For the first time since he walked through the door, Mikhail smiles. It's tight and dimmed, but he ruffles Dante's hair. "How's it going, kid?"
"Can you read to me tonight?" Dante asks, ignoring the question. "I want you to put me to bed."
Mikhail glances at his watch. That's all he has to do for me to know he's going right back to work. He didn't plan on us being right here. He was going to slip inside, do what he needed to do, and leave again.
"I'll put you to bed, buddy," I offer, trying to let Mikhail off the hook. "It's my favorite part of the day."
I wink at him, but Dante frowns and tugs on Mikhail's pant leg. "Pleeeease. You let me sleep with four stuffies and Mama only lets me have three."
Mikhail looks at me. The longer he stays, the more likely it is that I blurt out the news.
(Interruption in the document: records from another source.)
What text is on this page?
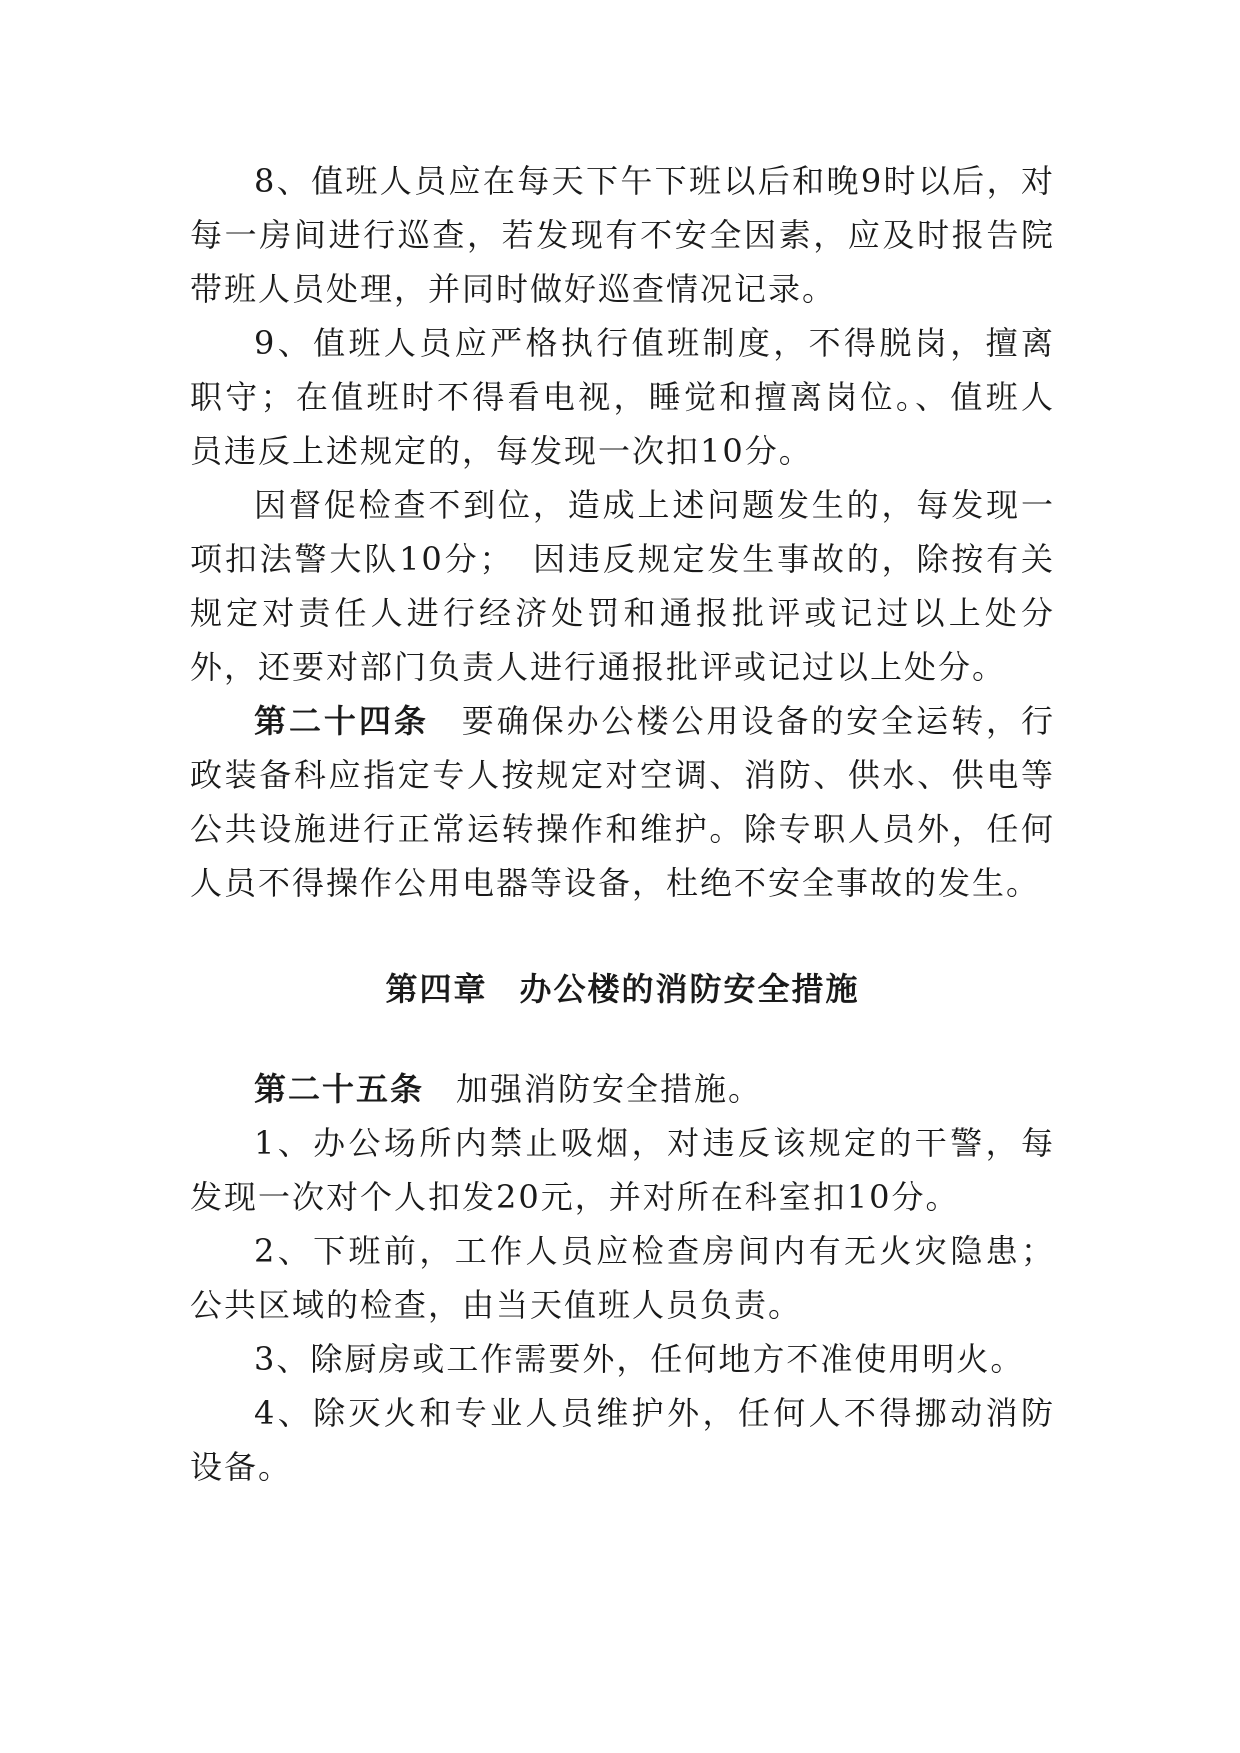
8、值班人员应在每天下午下班以后和晚9时以后，对每一房间进行巡查，若发现有不安全因素，应及时报告院带班人员处理，并同时做好巡查情况记录。

9、值班人员应严格执行值班制度，不得脱岗，擅离职守；在值班时不得看电视，睡觉和擅离岗位。、值班人员违反上述规定的，每发现一次扣10分。

因督促检查不到位，造成上述问题发生的，每发现一项扣法警大队10分；　因违反规定发生事故的，除按有关规定对责任人进行经济处罚和通报批评或记过以上处分外，还要对部门负责人进行通报批评或记过以上处分。

第二十四条 要确保办公楼公用设备的安全运转，行政装备科应指定专人按规定对空调、消防、供水、供电等公共设施进行正常运转操作和维护。除专职人员外，任何人员不得操作公用电器等设备，杜绝不安全事故的发生。

第四章 办公楼的消防安全措施

第二十五条 加强消防安全措施。

1、办公场所内禁止吸烟，对违反该规定的干警，每发现一次对个人扣发20元，并对所在科室扣10分。

2、下班前，工作人员应检查房间内有无火灾隐患；公共区域的检查，由当天值班人员负责。

3、除厨房或工作需要外，任何地方不准使用明火。

4、除灭火和专业人员维护外，任何人不得挪动消防设备。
I sigh. "You can have as many as you want tonight, okay? Just let me do it and?—"
"I want Daddy!" he snaps.
Don't we fucking all?!
I take a deep breath, ready to tell Dante that we don't always get what we want. Life is hard. The sooner you learn that, the sooner it can beat you down.
Thankfully, Mikhail interrupts me. "I have time to put you to bed. I'll shower while you eat and we'll meet in your room."
Dante does an actual happy dance back to the table to finish dinner. I can't even blame him; I'd do a happy dance if I could get away from me, too.
By the time I turn back to the stairs, Mikhail is gone.